Additionally, the Court cannot turn a deaf ear to the many voices sharing support for the current management; most notably the Unsecured Creditors’ Committee. These groups show continued confidence in the ability of the established management to effectuate a Plan of Reorganization.

H. The alternative to appointing a Trustee is to appoint an Examiner. This is a less costly, intermediate method of policing the DIP. Absent further waste or depletion of the estate, an Examiner rather than a Trustee should be appointed to investigate the propriety of pre-Petition transfers of the Debtor’s estate. Matter of Hamiel Sons, Inc., 20 B.R. 830, 9 Bankr.Ct.Dec. (CRR) 321 (Bankr.S.D.Ohio 1982). No further loans will be made during the bankruptcy, thus the estate will not be depleted further.

Appointment of an Examiner is governed by 11 U.S.C. § 1104(b)(1) which states:

“(b) If the Court does not order the appointment of a trustee under this section . . . the Court shall appoint an examiner to conduct such an investigation of any allegations of fraud, dishonesty, incompetence, misconduct, mismanagement or irregularity in the management of the affairs of the debtor of or by current or former management of the debtor if —
(1) Such appointment is in the interests of creditors, any equity security holders and other interests of the estate . . .”

In the present case, an Examiner will keep his finger on the pulse of the business to protect the interests of the creditors while investigating that the alleged improprieties do not warrant the appointment of a Trustee. This should calm the creditors’ fears that any further deterioration of corporate assets will occur while limiting the drain on the estate. This appointment has the support of the Unsecured Creditors’ Committee as well as many of the other creditors with objections.

I. After reviewing the candidates for Examiner submitted by Sanders and the Unsecured Creditors’ Committee, this Court finds that to conduct a full investigation into the DIP, potentially requiring issuance of subpoenas and other legal action, an accounting firm alone will not suffice. To avoid the added expense to the estate of appointing counsel to assist an accounting firm, this Court urges the U.S. Trustee to appoint, pursuant to 11 U.S.C. § 1104(c), an Examiner in this matter who is proficient in both accounting and law with the latter containing specialized training in the Bankruptcy Code.
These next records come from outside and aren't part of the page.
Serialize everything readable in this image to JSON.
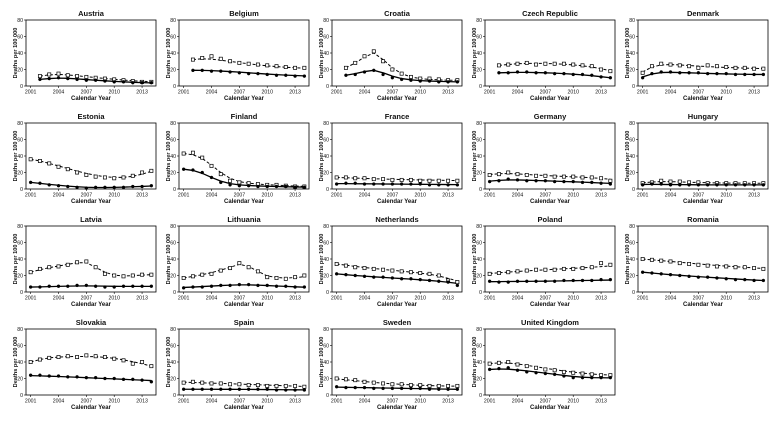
{
  "chart_data": {
    "type": "line",
    "small_multiples": true,
    "xlabel": "Calendar Year",
    "ylabel": "Deaths per 100 000",
    "xlim": [
      2000.5,
      2014.5
    ],
    "ylim": [
      0,
      80
    ],
    "xticks": [
      2001,
      2004,
      2007,
      2010,
      2013
    ],
    "yticks": [
      0,
      20,
      40,
      60,
      80
    ],
    "x": [
      2001,
      2002,
      2003,
      2004,
      2005,
      2006,
      2007,
      2008,
      2009,
      2010,
      2011,
      2012,
      2013,
      2014
    ],
    "series_styles": {
      "a": "filled circles with solid fitted line",
      "b": "open squares with dashed fitted line"
    },
    "panels": [
      {
        "title": "Austria",
        "start": 2002,
        "a": [
          8,
          9,
          10,
          9,
          8,
          7,
          7,
          6,
          5,
          5,
          4,
          4,
          4
        ],
        "fit_a": [
          8,
          9,
          9.5,
          9.3,
          8.6,
          7.8,
          7,
          6.3,
          5.6,
          5,
          4.5,
          4.1,
          3.8
        ],
        "b": [
          12,
          14,
          15,
          13,
          12,
          11,
          10,
          9,
          8,
          7,
          6,
          5,
          5
        ],
        "fit_b": [
          12,
          13.5,
          14,
          13.4,
          12.4,
          11.3,
          10.2,
          9.1,
          8.1,
          7.2,
          6.4,
          5.7,
          5.2
        ]
      },
      {
        "title": "Belgium",
        "start": 2002,
        "a": [
          19,
          19,
          18,
          18,
          17,
          16,
          15,
          15,
          14,
          13,
          13,
          12,
          12
        ],
        "fit_a": [
          19,
          18.9,
          18.6,
          18.1,
          17.5,
          16.8,
          16,
          15.2,
          14.5,
          13.8,
          13.2,
          12.7,
          12.3
        ],
        "b": [
          32,
          34,
          36,
          33,
          30,
          28,
          27,
          26,
          25,
          24,
          23,
          22,
          22
        ],
        "fit_b": [
          32,
          33,
          32.5,
          31.3,
          29.8,
          28.3,
          26.9,
          25.6,
          24.5,
          23.5,
          22.7,
          22.1,
          21.7
        ]
      },
      {
        "title": "Croatia",
        "start": 2002,
        "a": [
          13,
          14,
          17,
          19,
          14,
          10,
          8,
          7,
          6,
          6,
          5,
          5,
          5
        ],
        "fit_a": [
          13,
          15,
          17.5,
          19,
          16,
          12,
          9,
          7.5,
          6.5,
          6,
          5.6,
          5.3,
          5
        ],
        "b": [
          22,
          28,
          36,
          42,
          30,
          20,
          15,
          11,
          9,
          9,
          8,
          7,
          7
        ],
        "fit_b": [
          22,
          28,
          35,
          40,
          32,
          22,
          15,
          11,
          9,
          8,
          7.5,
          7,
          7
        ]
      },
      {
        "title": "Czech Republic",
        "start": 2002,
        "a": [
          16,
          16,
          17,
          17,
          16,
          16,
          15,
          15,
          14,
          14,
          13,
          11,
          10
        ],
        "fit_a": [
          16,
          16.3,
          16.5,
          16.5,
          16.3,
          16,
          15.6,
          15,
          14.3,
          13.5,
          12.5,
          11.3,
          10
        ],
        "b": [
          25,
          26,
          27,
          28,
          26,
          27,
          27,
          27,
          26,
          25,
          24,
          20,
          18
        ],
        "fit_b": [
          25,
          26,
          27,
          27.4,
          27.5,
          27.3,
          27,
          26.4,
          25.6,
          24.5,
          23,
          21,
          18.5
        ]
      },
      {
        "title": "Denmark",
        "start": 2001,
        "a": [
          10,
          15,
          17,
          17,
          16,
          16,
          16,
          15,
          15,
          15,
          14,
          14,
          14,
          14
        ],
        "fit_a": [
          11,
          14.5,
          16.3,
          16.6,
          16.3,
          16,
          15.6,
          15.2,
          14.9,
          14.6,
          14.4,
          14.2,
          14,
          14
        ],
        "b": [
          16,
          24,
          27,
          26,
          25,
          24,
          22,
          25,
          24,
          23,
          22,
          22,
          21,
          21
        ],
        "fit_b": [
          17,
          23,
          25.5,
          26,
          25.5,
          24.8,
          24.1,
          23.5,
          23,
          22.5,
          22.1,
          21.7,
          21.4,
          21.1
        ]
      },
      {
        "title": "Estonia",
        "start": 2001,
        "a": [
          8,
          7,
          5,
          4,
          3,
          2,
          1,
          2,
          2,
          2,
          2,
          3,
          3,
          4
        ],
        "fit_a": [
          8,
          6.8,
          5.6,
          4.5,
          3.5,
          2.7,
          2.1,
          1.8,
          1.8,
          2,
          2.3,
          2.7,
          3.1,
          3.6
        ],
        "b": [
          36,
          34,
          31,
          27,
          24,
          20,
          17,
          15,
          14,
          13,
          14,
          16,
          20,
          22
        ],
        "fit_b": [
          36,
          34,
          31,
          28,
          24.8,
          21.7,
          18.9,
          16.6,
          14.9,
          14,
          14.1,
          15.4,
          18,
          21.5
        ]
      },
      {
        "title": "Finland",
        "start": 2001,
        "a": [
          24,
          23,
          20,
          14,
          8,
          5,
          4,
          4,
          3,
          3,
          3,
          3,
          2,
          2
        ],
        "fit_a": [
          24,
          22.5,
          19,
          14,
          9.5,
          6.5,
          5,
          4.2,
          3.7,
          3.3,
          3,
          2.7,
          2.5,
          2.3
        ],
        "b": [
          43,
          44,
          38,
          28,
          18,
          10,
          8,
          7,
          6,
          5,
          5,
          4,
          3,
          3
        ],
        "fit_b": [
          43,
          41.5,
          37,
          29,
          20,
          13,
          9,
          7,
          6,
          5.2,
          4.6,
          4.1,
          3.6,
          3.2
        ]
      },
      {
        "title": "France",
        "start": 2001,
        "a": [
          6,
          7,
          7,
          6,
          6,
          6,
          6,
          6,
          6,
          6,
          5,
          5,
          5,
          5
        ],
        "fit_a": [
          6.5,
          6.5,
          6.4,
          6.3,
          6.2,
          6.1,
          6,
          5.9,
          5.8,
          5.7,
          5.6,
          5.5,
          5.4,
          5.3
        ],
        "b": [
          14,
          14,
          13,
          13,
          12,
          12,
          11,
          11,
          11,
          10,
          10,
          10,
          10,
          10
        ],
        "fit_b": [
          14,
          13.6,
          13.2,
          12.8,
          12.4,
          12.1,
          11.8,
          11.5,
          11.2,
          11,
          10.8,
          10.6,
          10.4,
          10.2
        ]
      },
      {
        "title": "Germany",
        "start": 2001,
        "a": [
          9,
          10,
          12,
          11,
          10,
          10,
          10,
          9,
          9,
          9,
          8,
          8,
          7,
          6
        ],
        "fit_a": [
          9.5,
          10.5,
          11,
          11,
          10.7,
          10.3,
          9.9,
          9.5,
          9.1,
          8.7,
          8.3,
          7.8,
          7.3,
          6.8
        ],
        "b": [
          17,
          18,
          20,
          18,
          17,
          16,
          16,
          15,
          15,
          15,
          14,
          14,
          13,
          10
        ],
        "fit_b": [
          17.5,
          18.5,
          18.7,
          18.3,
          17.6,
          16.9,
          16.3,
          15.7,
          15.2,
          14.7,
          14.2,
          13.6,
          12.8,
          11.8
        ]
      },
      {
        "title": "Hungary",
        "start": 2001,
        "a": [
          5,
          6,
          6,
          5,
          5,
          5,
          5,
          5,
          5,
          5,
          5,
          5,
          5,
          5
        ],
        "fit_a": [
          5.5,
          5.6,
          5.5,
          5.4,
          5.3,
          5.2,
          5.1,
          5,
          5,
          5,
          5,
          5,
          5,
          5
        ],
        "b": [
          7,
          8,
          10,
          9,
          9,
          8,
          8,
          7,
          7,
          7,
          7,
          7,
          7,
          7
        ],
        "fit_b": [
          7.5,
          8.5,
          9,
          8.9,
          8.6,
          8.2,
          7.9,
          7.6,
          7.4,
          7.2,
          7.1,
          7,
          7,
          7
        ]
      },
      {
        "title": "Latvia",
        "start": 2001,
        "a": [
          6,
          6,
          7,
          7,
          7,
          8,
          8,
          7,
          6,
          6,
          7,
          7,
          7,
          7
        ],
        "fit_a": [
          6,
          6.2,
          6.5,
          6.8,
          7.1,
          7.3,
          7.4,
          7.3,
          7.1,
          6.9,
          6.8,
          6.8,
          6.8,
          6.8
        ],
        "b": [
          24,
          28,
          30,
          31,
          33,
          36,
          37,
          30,
          22,
          20,
          19,
          20,
          21,
          21
        ],
        "fit_b": [
          24,
          27,
          29.5,
          31.5,
          33.5,
          35.5,
          35.5,
          30,
          24,
          20.5,
          19.5,
          19.8,
          20.5,
          21
        ]
      },
      {
        "title": "Lithuania",
        "start": 2001,
        "a": [
          5,
          6,
          6,
          7,
          8,
          8,
          9,
          9,
          8,
          8,
          7,
          7,
          6,
          6
        ],
        "fit_a": [
          5.5,
          6,
          6.6,
          7.2,
          7.8,
          8.3,
          8.6,
          8.6,
          8.3,
          7.8,
          7.3,
          6.8,
          6.3,
          5.8
        ],
        "b": [
          17,
          19,
          21,
          22,
          26,
          29,
          35,
          30,
          25,
          18,
          17,
          16,
          18,
          20
        ],
        "fit_b": [
          17,
          19,
          21,
          23.5,
          26.5,
          30,
          33.5,
          31,
          25,
          19.5,
          17.5,
          17,
          17.5,
          18.5
        ]
      },
      {
        "title": "Netherlands",
        "start": 2001,
        "a": [
          22,
          21,
          20,
          19,
          18,
          18,
          17,
          16,
          16,
          15,
          14,
          13,
          12,
          8
        ],
        "fit_a": [
          22,
          21,
          20,
          19.2,
          18.4,
          17.7,
          17,
          16.3,
          15.6,
          14.8,
          14,
          13,
          11.8,
          10.5
        ],
        "b": [
          34,
          32,
          30,
          29,
          28,
          27,
          26,
          25,
          24,
          23,
          22,
          20,
          14,
          12
        ],
        "fit_b": [
          34,
          32.5,
          31,
          29.7,
          28.5,
          27.4,
          26.3,
          25.2,
          24.1,
          22.9,
          21.5,
          19.5,
          16.5,
          13.5
        ]
      },
      {
        "title": "Poland",
        "start": 2001,
        "a": [
          13,
          12,
          12,
          13,
          13,
          13,
          13,
          13,
          14,
          14,
          14,
          14,
          15,
          15
        ],
        "fit_a": [
          12.5,
          12.6,
          12.7,
          12.8,
          12.9,
          13,
          13.1,
          13.3,
          13.5,
          13.7,
          13.9,
          14.1,
          14.3,
          14.5
        ],
        "b": [
          22,
          23,
          24,
          25,
          26,
          27,
          27,
          27,
          28,
          28,
          29,
          30,
          35,
          33
        ],
        "fit_b": [
          22.5,
          23.3,
          24.1,
          24.9,
          25.6,
          26.3,
          26.9,
          27.5,
          28.1,
          28.7,
          29.3,
          30,
          30.8,
          31.6
        ]
      },
      {
        "title": "Romania",
        "start": 2001,
        "a": [
          24,
          23,
          22,
          21,
          20,
          19,
          18,
          18,
          17,
          16,
          15,
          15,
          14,
          14
        ],
        "fit_a": [
          24,
          23,
          22,
          21,
          20.2,
          19.4,
          18.6,
          17.9,
          17.2,
          16.5,
          15.8,
          15.1,
          14.5,
          13.9
        ],
        "b": [
          40,
          39,
          38,
          37,
          35,
          34,
          33,
          32,
          31,
          31,
          30,
          30,
          29,
          28
        ],
        "fit_b": [
          40,
          39,
          38,
          37,
          36,
          35,
          34,
          33.1,
          32.2,
          31.4,
          30.6,
          29.9,
          29.2,
          28.5
        ]
      },
      {
        "title": "Slovakia",
        "start": 2001,
        "a": [
          24,
          24,
          23,
          23,
          22,
          22,
          21,
          21,
          20,
          20,
          19,
          19,
          18,
          16
        ],
        "fit_a": [
          23.5,
          23.2,
          22.8,
          22.4,
          22,
          21.5,
          21,
          20.5,
          20,
          19.5,
          19,
          18.5,
          18,
          17.5
        ],
        "b": [
          40,
          43,
          45,
          46,
          47,
          46,
          48,
          47,
          46,
          44,
          42,
          38,
          40,
          35
        ],
        "fit_b": [
          40,
          43,
          45,
          46,
          46.5,
          46.7,
          46.7,
          46.4,
          45.6,
          44.4,
          42.6,
          40.4,
          37.8,
          35
        ]
      },
      {
        "title": "Spain",
        "start": 2001,
        "a": [
          7,
          7,
          7,
          7,
          7,
          7,
          7,
          7,
          7,
          7,
          6,
          6,
          6,
          6
        ],
        "fit_a": [
          7,
          7,
          7,
          7,
          6.9,
          6.9,
          6.8,
          6.8,
          6.7,
          6.6,
          6.5,
          6.4,
          6.3,
          6.2
        ],
        "b": [
          15,
          16,
          15,
          14,
          14,
          13,
          13,
          12,
          12,
          11,
          11,
          11,
          11,
          10
        ],
        "fit_b": [
          15.5,
          15.2,
          14.8,
          14.4,
          14,
          13.6,
          13.2,
          12.8,
          12.4,
          12,
          11.6,
          11.2,
          10.8,
          10.4
        ]
      },
      {
        "title": "Sweden",
        "start": 2001,
        "a": [
          10,
          9,
          9,
          9,
          8,
          8,
          8,
          8,
          8,
          8,
          7,
          7,
          7,
          7
        ],
        "fit_a": [
          9.5,
          9.3,
          9.1,
          8.9,
          8.7,
          8.5,
          8.3,
          8.1,
          7.9,
          7.7,
          7.5,
          7.3,
          7.1,
          6.9
        ],
        "b": [
          20,
          19,
          18,
          16,
          15,
          14,
          13,
          13,
          12,
          12,
          11,
          11,
          11,
          11
        ],
        "fit_b": [
          19.5,
          18.5,
          17.4,
          16.3,
          15.3,
          14.4,
          13.6,
          12.9,
          12.3,
          11.8,
          11.4,
          11.1,
          10.9,
          10.7
        ]
      },
      {
        "title": "United Kingdom",
        "start": 2001,
        "a": [
          31,
          32,
          33,
          30,
          28,
          27,
          26,
          25,
          23,
          21,
          21,
          21,
          21,
          21
        ],
        "fit_a": [
          31,
          31.5,
          31.3,
          30.4,
          29.2,
          27.9,
          26.5,
          25.1,
          23.7,
          22.5,
          21.6,
          21.1,
          20.9,
          20.8
        ],
        "b": [
          38,
          39,
          40,
          37,
          35,
          33,
          31,
          30,
          28,
          27,
          26,
          25,
          24,
          24
        ],
        "fit_b": [
          38,
          39,
          38.8,
          37.6,
          36,
          34.2,
          32.4,
          30.7,
          29.1,
          27.7,
          26.5,
          25.5,
          24.7,
          24.1
        ]
      }
    ]
  }
}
IT IS THEREFORE ORDERED that the Motions to Appoint an Interim Trustee and a Trustee are denied. IT IS FURTHER ORDERED that the U.S. Trustee appoint an Examiner in this cause and seek this Court’s approval of the scope of authority extended, directions given, as well as the estimated fee and expenses. U.S. Trustee shall confirm DIP’s capability of paying the estimated costs prior to requesting a hearing, after notice to interested persons, before this Court on said approval.